Basing the support on gross income, instead of net income, "is the wrong place to begin a formula,” Olson said. The amount of money that children allegedly need for support is way too high, she said.
"It’s all about lifestyle support, not the true cost of raising children,” she insisted. "And they [the court] are still calling parents voluntarily underemployed or unemployed, when they’ve simply just lost their jobs.”
Jack Ehrlich, a center member, is among those using the new law to reduce support. His payments dropped from $2,183 a month to $1,639, but he said that’s still "wildly high.”
A flood of appeals
When the law kicked in last year it applied only to new support orders. But starting this year, parents can try to modify existing orders if incomes or expenses could change the order at least $75.

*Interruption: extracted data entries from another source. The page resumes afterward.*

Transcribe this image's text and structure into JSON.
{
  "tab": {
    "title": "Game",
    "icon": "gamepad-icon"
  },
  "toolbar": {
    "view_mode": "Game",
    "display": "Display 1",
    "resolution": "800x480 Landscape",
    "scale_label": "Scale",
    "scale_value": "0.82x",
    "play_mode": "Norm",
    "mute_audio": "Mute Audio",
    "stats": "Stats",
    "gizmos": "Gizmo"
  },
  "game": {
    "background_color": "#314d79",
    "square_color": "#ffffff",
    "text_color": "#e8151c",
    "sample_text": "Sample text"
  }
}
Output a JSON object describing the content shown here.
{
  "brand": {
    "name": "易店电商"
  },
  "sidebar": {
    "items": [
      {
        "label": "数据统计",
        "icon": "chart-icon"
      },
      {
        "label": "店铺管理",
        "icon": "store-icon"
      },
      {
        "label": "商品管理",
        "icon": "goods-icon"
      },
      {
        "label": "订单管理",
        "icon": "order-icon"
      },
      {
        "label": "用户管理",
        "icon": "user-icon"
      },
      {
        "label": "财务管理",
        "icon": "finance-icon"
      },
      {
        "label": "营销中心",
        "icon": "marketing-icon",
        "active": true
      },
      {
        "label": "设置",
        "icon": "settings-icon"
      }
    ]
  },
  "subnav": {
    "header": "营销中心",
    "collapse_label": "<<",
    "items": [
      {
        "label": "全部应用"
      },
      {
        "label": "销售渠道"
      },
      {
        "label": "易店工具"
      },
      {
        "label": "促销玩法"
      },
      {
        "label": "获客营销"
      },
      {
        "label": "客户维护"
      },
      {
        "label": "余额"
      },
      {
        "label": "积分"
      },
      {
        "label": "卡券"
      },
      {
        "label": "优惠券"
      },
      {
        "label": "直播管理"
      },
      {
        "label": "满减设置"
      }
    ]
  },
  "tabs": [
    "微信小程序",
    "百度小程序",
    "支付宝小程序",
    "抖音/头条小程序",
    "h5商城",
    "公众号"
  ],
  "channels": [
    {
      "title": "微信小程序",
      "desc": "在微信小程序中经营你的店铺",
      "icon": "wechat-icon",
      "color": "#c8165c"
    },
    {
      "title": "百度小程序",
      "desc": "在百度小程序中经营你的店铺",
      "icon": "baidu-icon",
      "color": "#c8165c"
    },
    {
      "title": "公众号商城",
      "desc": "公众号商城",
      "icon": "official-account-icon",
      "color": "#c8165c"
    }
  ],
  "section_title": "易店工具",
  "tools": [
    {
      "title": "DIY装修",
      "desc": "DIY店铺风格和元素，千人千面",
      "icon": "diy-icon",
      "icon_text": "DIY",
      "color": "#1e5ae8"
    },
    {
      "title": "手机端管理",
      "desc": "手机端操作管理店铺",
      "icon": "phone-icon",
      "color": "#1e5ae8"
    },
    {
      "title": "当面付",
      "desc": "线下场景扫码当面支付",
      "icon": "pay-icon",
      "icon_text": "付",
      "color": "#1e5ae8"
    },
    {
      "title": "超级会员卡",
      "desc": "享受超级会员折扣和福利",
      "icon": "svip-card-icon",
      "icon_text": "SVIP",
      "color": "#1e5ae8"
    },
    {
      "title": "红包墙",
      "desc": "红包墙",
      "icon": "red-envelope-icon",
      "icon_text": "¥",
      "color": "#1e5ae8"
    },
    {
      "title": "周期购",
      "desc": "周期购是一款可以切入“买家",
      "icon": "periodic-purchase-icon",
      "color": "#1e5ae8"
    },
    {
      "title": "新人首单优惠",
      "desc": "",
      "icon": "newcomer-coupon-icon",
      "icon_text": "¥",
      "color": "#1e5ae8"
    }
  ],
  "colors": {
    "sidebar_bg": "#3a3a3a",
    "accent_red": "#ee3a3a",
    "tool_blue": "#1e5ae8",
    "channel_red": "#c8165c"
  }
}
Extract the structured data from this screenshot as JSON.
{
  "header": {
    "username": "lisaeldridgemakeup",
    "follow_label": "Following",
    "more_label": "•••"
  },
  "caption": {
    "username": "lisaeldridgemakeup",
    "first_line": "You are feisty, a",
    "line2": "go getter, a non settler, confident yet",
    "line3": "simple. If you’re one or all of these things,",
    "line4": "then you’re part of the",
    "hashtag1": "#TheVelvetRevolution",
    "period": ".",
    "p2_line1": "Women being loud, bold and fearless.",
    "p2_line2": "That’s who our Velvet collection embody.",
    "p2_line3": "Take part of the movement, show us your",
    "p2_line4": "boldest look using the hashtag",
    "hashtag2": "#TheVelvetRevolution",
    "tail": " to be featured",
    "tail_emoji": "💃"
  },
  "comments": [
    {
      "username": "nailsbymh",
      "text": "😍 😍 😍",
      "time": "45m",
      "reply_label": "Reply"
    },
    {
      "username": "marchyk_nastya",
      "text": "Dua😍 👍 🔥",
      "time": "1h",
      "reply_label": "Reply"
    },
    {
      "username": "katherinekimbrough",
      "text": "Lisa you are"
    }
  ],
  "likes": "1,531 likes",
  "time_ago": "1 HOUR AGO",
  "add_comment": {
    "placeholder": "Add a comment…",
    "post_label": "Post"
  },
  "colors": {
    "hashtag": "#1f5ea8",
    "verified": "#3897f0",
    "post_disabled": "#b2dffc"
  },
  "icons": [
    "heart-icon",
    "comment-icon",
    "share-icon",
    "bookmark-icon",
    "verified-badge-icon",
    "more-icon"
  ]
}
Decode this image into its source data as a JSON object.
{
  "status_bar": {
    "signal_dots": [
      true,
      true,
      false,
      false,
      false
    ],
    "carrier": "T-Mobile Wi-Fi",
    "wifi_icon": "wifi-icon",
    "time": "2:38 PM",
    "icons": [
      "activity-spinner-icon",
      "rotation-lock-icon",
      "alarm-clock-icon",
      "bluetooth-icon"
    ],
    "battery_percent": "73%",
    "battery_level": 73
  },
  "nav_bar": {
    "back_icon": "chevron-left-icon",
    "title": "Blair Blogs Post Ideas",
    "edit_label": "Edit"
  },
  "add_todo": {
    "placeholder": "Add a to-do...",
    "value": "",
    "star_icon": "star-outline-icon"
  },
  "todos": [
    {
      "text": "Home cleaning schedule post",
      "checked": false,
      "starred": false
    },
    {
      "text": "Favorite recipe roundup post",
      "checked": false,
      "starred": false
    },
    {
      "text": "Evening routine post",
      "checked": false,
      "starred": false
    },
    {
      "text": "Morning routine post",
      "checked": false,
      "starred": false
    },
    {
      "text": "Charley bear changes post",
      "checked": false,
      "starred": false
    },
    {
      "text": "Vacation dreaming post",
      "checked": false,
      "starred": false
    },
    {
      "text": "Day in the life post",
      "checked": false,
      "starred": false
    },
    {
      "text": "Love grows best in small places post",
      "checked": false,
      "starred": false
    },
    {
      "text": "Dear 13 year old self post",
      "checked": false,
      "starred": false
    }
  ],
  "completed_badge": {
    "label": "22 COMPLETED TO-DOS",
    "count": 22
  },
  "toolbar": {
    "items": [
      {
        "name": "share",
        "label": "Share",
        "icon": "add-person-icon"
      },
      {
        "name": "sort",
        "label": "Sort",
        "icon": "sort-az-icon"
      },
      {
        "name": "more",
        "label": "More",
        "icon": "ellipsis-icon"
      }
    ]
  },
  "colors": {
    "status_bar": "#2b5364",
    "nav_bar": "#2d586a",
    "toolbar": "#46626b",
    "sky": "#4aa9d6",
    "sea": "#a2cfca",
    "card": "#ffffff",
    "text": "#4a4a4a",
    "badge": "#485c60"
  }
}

Requests for changes spiked 25 percent the first six months of this year compared with the last six months of 2007, according to a Minnesota Supreme Court analysis.
Three days a week, parents such as Tuthill take a desk at workshops at the Family Justice Center in downtown Minneapolis to learn how to file their own orders. There are also crowds at the Child Support Self-Help office down the hall.
In Washington County, a hot-line recording tells parents that the volume of requests to reopen cases means it may be "several months before we can review your request."
Despite the instant discontent with the new system, some legal experts counsel patience. Tanya Manrique, the chief Hennepin County Family Court judge, said it’s simply too soon to tell if the new formula is an improvement.
Ramsey County Attorney Susan Gaertner agreed. "Just because someone isn’t getting as much money as they want or is paying more money than they want, doesn’t mean the system is unfair. The guidelines are about distributing resources to the maximum benefit of the child.”
Tuthill is keeping his fingers crossed that considering both incomes will give him a "more fair” order: "They should have been doing that in the first place.”